King County Housing Authority

Customer Story

County Housing Authority Goes Paperless

While providing housing assistance to tens of thousands of households in Seattle for the last 75 years, King County Housing Authority (KCHA) was able to continue to improve its IT technologies with fi Series workgroup scanners.

Business Needs

Nine years ago, Gary Leaf joined KCHA as the Chief Information Officer (CIO) with a mandate to process cases faster and more efficiently. As only a small portion of the residents had access to the Internet--typically through only their cell phone device, not computer--filling out forms by hand and dropping them off to a local office, or sending them via snail mail, would be the norm well into the future. Paper reduction was not possible, but workflow efficiency was.
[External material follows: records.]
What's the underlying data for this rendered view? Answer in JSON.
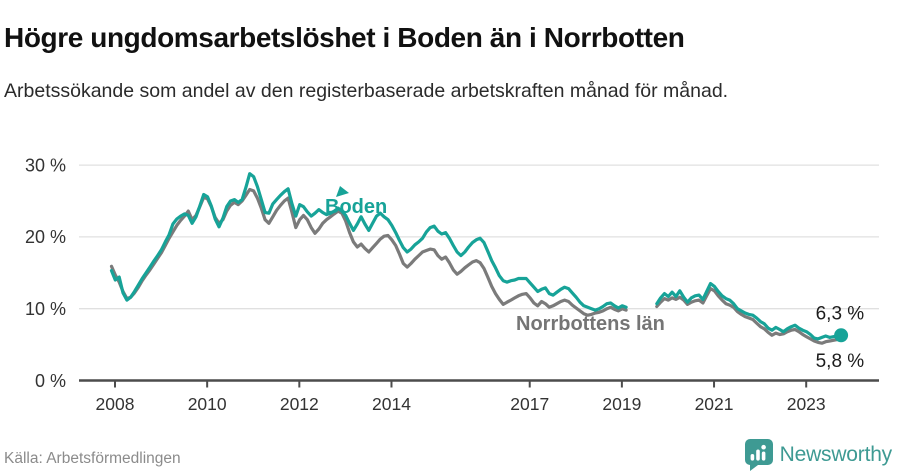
{
  "header": {
    "title": "Högre ungdomsarbetslöshet i Boden än i Norrbotten",
    "subtitle": "Arbetssökande som andel av den registerbaserade arbetskraften månad för månad."
  },
  "footer": {
    "source": "Källa: Arbetsförmedlingen",
    "brand": "Newsworthy",
    "logo_icon": "bar-chart-speech-bubble-icon"
  },
  "colors": {
    "accent_teal": "#17A398",
    "line_gray": "#7B7B7B",
    "grid": "#E0E0E0",
    "axis": "#4C4C4C",
    "logo_teal": "#3E9A93",
    "text_dark": "#111111"
  },
  "chart_data": {
    "type": "line",
    "title": "Högre ungdomsarbetslöshet i Boden än i Norrbotten",
    "subtitle": "Arbetssökande som andel av den registerbaserade arbetskraften månad för månad.",
    "x_start": {
      "year": 2008,
      "month": 1
    },
    "x_end": {
      "year": 2023,
      "month": 11
    },
    "x_tick_years": [
      2008,
      2010,
      2012,
      2014,
      2017,
      2019,
      2021,
      2023
    ],
    "y_ticks": [
      {
        "v": 0,
        "label": "0 %"
      },
      {
        "v": 10,
        "label": "10 %"
      },
      {
        "v": 20,
        "label": "20 %"
      },
      {
        "v": 30,
        "label": "30 %"
      }
    ],
    "ylim": [
      0,
      31
    ],
    "grid": true,
    "legend_position": "inline-labels",
    "data_gap": {
      "from": "2019-04",
      "to": "2019-10",
      "note": "no data plotted"
    },
    "series": [
      {
        "name": "Boden",
        "color": "#17A398",
        "end_label": "6,3 %",
        "end_dot": true,
        "values": [
          15.3,
          14.0,
          14.4,
          12.2,
          11.2,
          11.6,
          12.4,
          13.3,
          14.2,
          15.0,
          15.8,
          16.6,
          17.4,
          18.2,
          19.3,
          20.3,
          21.8,
          22.5,
          22.9,
          23.2,
          23.0,
          21.9,
          22.8,
          24.3,
          25.9,
          25.6,
          24.3,
          22.5,
          21.4,
          22.6,
          24.2,
          25.0,
          25.2,
          24.8,
          25.2,
          26.9,
          28.8,
          28.4,
          27.0,
          25.2,
          23.4,
          23.3,
          24.6,
          25.2,
          25.8,
          26.3,
          26.7,
          24.6,
          22.9,
          24.5,
          24.2,
          23.5,
          22.9,
          23.3,
          23.8,
          23.4,
          23.1,
          23.3,
          23.6,
          24.0,
          23.6,
          23.0,
          21.9,
          20.9,
          21.8,
          22.8,
          21.8,
          20.9,
          21.9,
          22.9,
          23.3,
          22.8,
          22.4,
          21.6,
          20.6,
          19.5,
          18.5,
          17.9,
          18.3,
          18.9,
          19.3,
          19.8,
          20.7,
          21.3,
          21.5,
          20.8,
          20.4,
          20.6,
          19.8,
          18.8,
          17.9,
          17.4,
          17.9,
          18.6,
          19.2,
          19.6,
          19.8,
          19.2,
          18.0,
          16.7,
          15.7,
          14.6,
          13.9,
          13.7,
          13.9,
          14.0,
          14.2,
          14.2,
          14.2,
          13.6,
          13.0,
          12.4,
          12.7,
          12.9,
          12.1,
          11.9,
          12.3,
          12.7,
          13.0,
          12.8,
          12.2,
          11.6,
          10.9,
          10.4,
          10.2,
          10.0,
          9.8,
          10.0,
          10.3,
          10.7,
          10.8,
          10.4,
          10.1,
          10.4,
          10.2,
          null,
          null,
          null,
          null,
          null,
          null,
          null,
          10.7,
          11.5,
          12.1,
          11.7,
          12.3,
          11.7,
          12.5,
          11.6,
          10.9,
          11.5,
          11.8,
          11.9,
          11.3,
          12.4,
          13.5,
          13.1,
          12.4,
          11.8,
          11.4,
          11.2,
          10.7,
          10.0,
          9.7,
          9.4,
          9.2,
          9.1,
          8.7,
          8.2,
          7.9,
          7.3,
          7.0,
          7.4,
          7.1,
          6.8,
          7.2,
          7.5,
          7.7,
          7.3,
          7.0,
          6.8,
          6.4,
          5.9,
          5.8,
          6.0,
          6.2,
          6.0,
          6.1,
          6.2,
          6.3
        ]
      },
      {
        "name": "Norrbottens län",
        "color": "#7B7B7B",
        "end_label": "5,8 %",
        "end_dot": false,
        "values": [
          15.9,
          14.7,
          13.7,
          12.4,
          11.4,
          11.6,
          12.2,
          13.0,
          13.9,
          14.7,
          15.4,
          16.2,
          17.0,
          17.8,
          18.8,
          19.8,
          20.7,
          21.6,
          22.3,
          22.9,
          23.6,
          22.4,
          23.0,
          24.2,
          25.5,
          25.3,
          24.2,
          22.7,
          21.9,
          22.4,
          23.6,
          24.4,
          24.8,
          24.5,
          25.0,
          25.8,
          26.6,
          26.4,
          25.4,
          24.0,
          22.4,
          21.9,
          22.8,
          23.7,
          24.4,
          25.0,
          25.4,
          23.4,
          21.3,
          22.4,
          23.0,
          22.4,
          21.3,
          20.5,
          21.1,
          21.9,
          22.4,
          22.8,
          23.2,
          23.6,
          23.3,
          22.2,
          20.6,
          19.3,
          18.6,
          19.0,
          18.4,
          17.9,
          18.5,
          19.1,
          19.7,
          20.1,
          20.2,
          19.6,
          18.8,
          17.6,
          16.3,
          15.8,
          16.3,
          16.9,
          17.4,
          17.9,
          18.1,
          18.3,
          18.2,
          17.4,
          16.9,
          17.2,
          16.4,
          15.4,
          14.8,
          15.2,
          15.7,
          16.1,
          16.5,
          16.7,
          16.4,
          15.6,
          14.4,
          13.1,
          12.1,
          11.3,
          10.6,
          10.9,
          11.2,
          11.5,
          11.8,
          12.0,
          12.1,
          11.5,
          10.8,
          10.4,
          11.0,
          10.7,
          10.2,
          10.4,
          10.7,
          11.0,
          11.2,
          11.0,
          10.5,
          10.1,
          9.7,
          9.3,
          9.1,
          9.2,
          9.4,
          9.5,
          9.7,
          10.0,
          10.2,
          9.9,
          9.7,
          10.0,
          9.8,
          null,
          null,
          null,
          null,
          null,
          null,
          null,
          10.3,
          10.9,
          11.4,
          11.2,
          11.5,
          11.3,
          11.6,
          11.2,
          10.6,
          10.9,
          11.1,
          11.2,
          10.8,
          11.8,
          12.8,
          12.5,
          11.8,
          11.2,
          10.7,
          10.5,
          10.2,
          9.6,
          9.2,
          8.9,
          8.7,
          8.5,
          8.0,
          7.5,
          7.2,
          6.7,
          6.3,
          6.6,
          6.4,
          6.5,
          6.8,
          7.0,
          7.1,
          6.8,
          6.4,
          6.1,
          5.8,
          5.5,
          5.3,
          5.2,
          5.4,
          5.5,
          5.6,
          5.7,
          5.8
        ]
      }
    ]
  }
}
In the 19 management offices located throughout Washington County, paper was stacked on desks, filing cabinets and sometimes even on the floor. Retrieval, along with temporarily misplaced documents, wasted time. The process of sharing information between departments was too slow, and the growing mounds of paper were amplified by fax duplication. Security was also a concern as the forms often contained sensitive information such as social security numbers.
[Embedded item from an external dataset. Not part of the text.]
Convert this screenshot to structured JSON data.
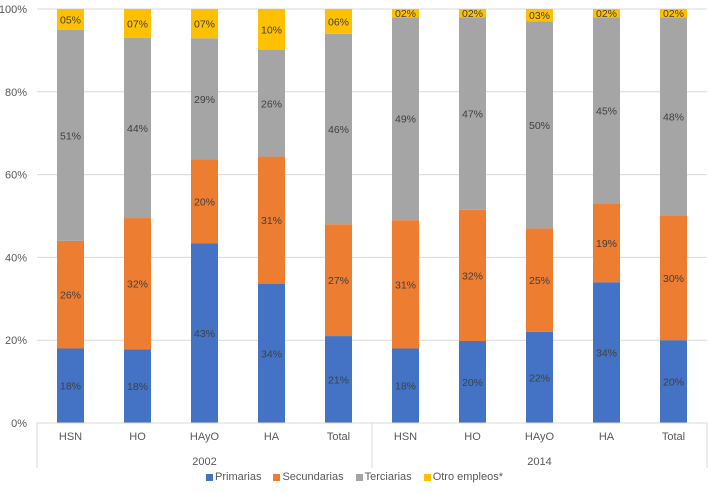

Unlike the private sector, the goal was not to reduce head count but to serve more people more efficiently. “We wanted to fundamentally change the way we did business,” said Leaf, “Our goal was to affect flow--backlogs were only a part of it.” Hiring deferral was also a benefit, but simultaneous access to information was the biggest gain—one division could talk to a property manager while another could communicate with the resident with access to the same key information.

“No more digging. No more faxing. Better service.”
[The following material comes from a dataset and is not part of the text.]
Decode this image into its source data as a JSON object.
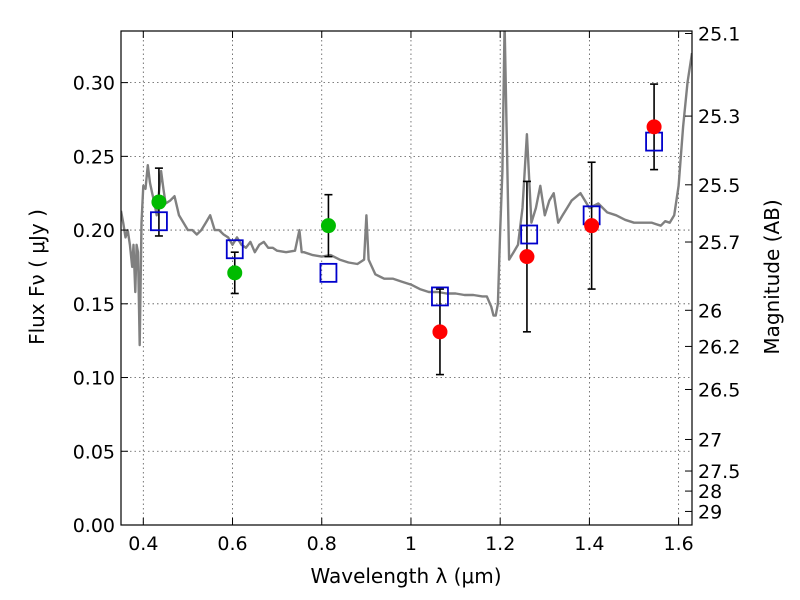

It was an ‘Ah Ha’ moment. The MFPs were great at printing and the image quality was fine, but it took too long to scan in duplex, deal with skews, correct jams, and feed thick documents. Scanners were the better solution for scanning. fi Series scanners just worked.

Gary Leaf Chief Information Officer, KCHA

Solution

Making the right hardware and software choices proved to be both easier and harder than expected. During implementation, KCHA tried to setup stations using the more expensive MFPs that were already installed at each office, but this quickly proved unfeasible, realizing that fi Series scanners were the market standard for digitization purposes. “It was an ‘Ah Ha’ moment. The MFPs were great at printing and the image quality was fine, but it took too long to scan in duplex, deal with skews, correct jams, and feed thick documents. Scanners were the better solution for scanning. fi Series scanners just worked,” said Leaf.

The next step was improving IT efficiency and hardware costs. Expensive full desktop PCs were connected to an old system, and the terminal service logins were very slow. Luckily, the new software accelerated log in times--more work to be done faster--and required very little bandwidth in the outlying offices which had poor connectivity, avoiding costly LAN acceleration.

Employees who changed location often could now access their software from any terminal without IT moving equipment or changing profiles. The county itself is huge at 21,000 square miles with the northern most office taking three hours to reach. The new software delivery system saved on travel times.

Benefits

Overall, the ECM was a great success with 2.5 million documents securely in the system. Using fi Series hardware and software, KCHA captured the entire back log of documents quickly, leaving a yearly intake of over 400,000 new forms. In the largest single department, scan stations with an fi Series workgroup scanner, PC and monitor are placed in strategic areas around the offices along with heavy users having a scanner at their personal desk.

In addition to installing more stations for 230 knowledge workers, the IT department planned to expand to address other areas of the organization, including Human Resources, Asset Management, and Resident Services. “We are not finished with improvements,” said Gary Leaf, “fi Series scanners and our software partners have helped us achieve many of our goals. Our workflows are significantly better and will be better yet in the years to come.”